# Another use for 3 in 1 oil



## Modlerbob (Feb 10, 2011)

To start with this post is in regard to 1/32 scale slot cars but it might apply to HO scale too.
I've seen posts on applying 3in1 oil to rear tires to gain traction ( it works, don't ask how but it works) and I have found another place to add it to decrease lap times. I put a drop on each braid and it reduces friction, at least on the steel rails on Scaley sport track. With several of my cars I ran several laps before treating the braid to establish lap times and then added the oil. In every case the lap time dropped at least 2 tenths and in some cases almost half a second. I think it also helps keep the rails from oxidizing and it seems to reduce the wear on the braids, especially the Scaley braid on their quick change guides.


----------



## 440 (Feb 23, 2008)

That's good to know. I was actually looking at it this weekend at Lowe's trying to figure out if I had a use for it or not. I may actually still find a use for it.


----------



## dhamby123 (Jan 6, 2007)

oil is not good on braids rem. it is a barrier. look for stuff called voodoo drops its a 1/24th product but is a super thin green liquid used on briad and brushes works great and keeps braid clean .


----------



## slotking (May 27, 2008)

depends of if the oil is conductive or not
not sure about 3n1


----------



## Sir Slotsalot (Jan 23, 2010)

If you are looking for *conductive* cleaners & lubes, try Aero-Car's:

Conducta Lube Comm Cleaner/Conditioner
and
Slot Rail & Braid Cleaner/Conditioner

Both are highly conductive and greatly improve performance.

Available at Slot Car Express featuring a 10% discount for HT members.


----------



## twolff (May 11, 2007)

We used to use a red oil as a braid dressing when I ran 1/24th scale. I'm fairly sure it was automatic transmission fluid.


----------



## SuperFist (Aug 7, 2005)

dhamby123 said:


> oil is not good on braids rem. it is a barrier. look for stuff called voodoo drops its a 1/24th product but is a super thin green liquid used on briad and brushes works great and keeps braid clean .

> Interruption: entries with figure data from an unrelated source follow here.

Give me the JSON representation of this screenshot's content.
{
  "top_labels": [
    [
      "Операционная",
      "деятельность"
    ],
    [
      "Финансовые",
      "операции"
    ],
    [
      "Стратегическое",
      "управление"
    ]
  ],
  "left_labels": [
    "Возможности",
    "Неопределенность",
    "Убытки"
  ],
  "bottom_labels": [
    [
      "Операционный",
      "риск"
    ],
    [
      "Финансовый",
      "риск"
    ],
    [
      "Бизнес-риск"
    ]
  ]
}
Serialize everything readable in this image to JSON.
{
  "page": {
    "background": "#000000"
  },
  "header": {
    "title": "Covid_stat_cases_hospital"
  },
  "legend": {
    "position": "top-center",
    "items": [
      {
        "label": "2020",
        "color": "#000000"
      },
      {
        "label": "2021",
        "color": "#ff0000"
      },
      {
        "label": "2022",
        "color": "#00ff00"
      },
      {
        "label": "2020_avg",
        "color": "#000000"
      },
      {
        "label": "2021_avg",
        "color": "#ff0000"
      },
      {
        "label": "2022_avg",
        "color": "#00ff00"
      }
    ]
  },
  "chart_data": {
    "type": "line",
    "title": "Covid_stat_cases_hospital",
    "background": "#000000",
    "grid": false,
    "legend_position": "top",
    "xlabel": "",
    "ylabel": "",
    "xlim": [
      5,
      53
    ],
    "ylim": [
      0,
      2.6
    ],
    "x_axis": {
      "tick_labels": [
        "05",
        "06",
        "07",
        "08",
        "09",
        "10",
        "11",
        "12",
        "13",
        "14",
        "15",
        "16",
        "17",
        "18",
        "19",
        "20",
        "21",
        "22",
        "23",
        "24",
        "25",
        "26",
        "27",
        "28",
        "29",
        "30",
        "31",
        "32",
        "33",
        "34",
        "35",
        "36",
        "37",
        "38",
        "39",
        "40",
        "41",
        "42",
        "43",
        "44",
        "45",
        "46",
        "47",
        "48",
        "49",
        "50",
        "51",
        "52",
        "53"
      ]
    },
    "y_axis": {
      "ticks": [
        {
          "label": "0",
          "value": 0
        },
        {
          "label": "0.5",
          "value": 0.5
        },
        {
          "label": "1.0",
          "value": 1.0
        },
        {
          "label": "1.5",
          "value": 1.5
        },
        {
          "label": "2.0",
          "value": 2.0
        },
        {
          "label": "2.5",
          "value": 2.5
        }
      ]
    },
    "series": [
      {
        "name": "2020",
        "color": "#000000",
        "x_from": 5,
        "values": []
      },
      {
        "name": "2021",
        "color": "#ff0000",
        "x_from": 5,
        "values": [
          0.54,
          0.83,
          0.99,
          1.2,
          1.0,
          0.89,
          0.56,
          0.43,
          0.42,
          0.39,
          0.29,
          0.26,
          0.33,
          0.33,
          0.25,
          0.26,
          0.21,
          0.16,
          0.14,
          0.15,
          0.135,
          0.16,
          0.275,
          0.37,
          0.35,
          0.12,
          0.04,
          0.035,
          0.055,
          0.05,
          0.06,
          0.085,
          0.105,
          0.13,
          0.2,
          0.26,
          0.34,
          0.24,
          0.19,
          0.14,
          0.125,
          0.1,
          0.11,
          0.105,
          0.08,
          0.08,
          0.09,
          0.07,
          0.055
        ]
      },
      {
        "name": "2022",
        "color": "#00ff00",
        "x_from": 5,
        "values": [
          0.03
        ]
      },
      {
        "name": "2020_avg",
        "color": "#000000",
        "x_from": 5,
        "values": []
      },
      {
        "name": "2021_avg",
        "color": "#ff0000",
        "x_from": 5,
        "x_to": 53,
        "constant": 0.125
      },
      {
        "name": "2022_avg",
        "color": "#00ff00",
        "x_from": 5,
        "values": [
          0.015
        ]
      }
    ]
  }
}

Yes, Slick 7 Voodoo is the best for braids. They do stay clean.
That's all I use.

__________________


----------



## Sir Slotsalot (Jan 23, 2010)

Bob,

Just want to share my experience and be a help to you. If you are running rubber tires, Wurth makes a rubber preservative gel that works fantastic but pricey. I use it on stock rubber tires for both HO and 1/43 SCX and Carrera cars. You can get it at most auto parts stores. Here's the link to explain how it works.
http://www.autogeek.net/wurth-rubber-care.html

Another good rubber tire dressing is Castor Oil which is safe for rubber and available at any drug store. It hydrates and preserves rubber and most of all, it is cheap. I may switch to that when my Wurth rubber dressing gel runs out.

BTW, petroleum base oils deteriorate rubber pretty quick. I'm not bashing 3-in-1 oil or your ideas, just trying to help you save your tires from an ill fate.


----------



## RACERMAN (Nov 1, 2007)

I've used diesel fuel conditoner for over 30 years. It comes in red or brown colors. I use to sell it in my shop. It's the best!
GARY


----------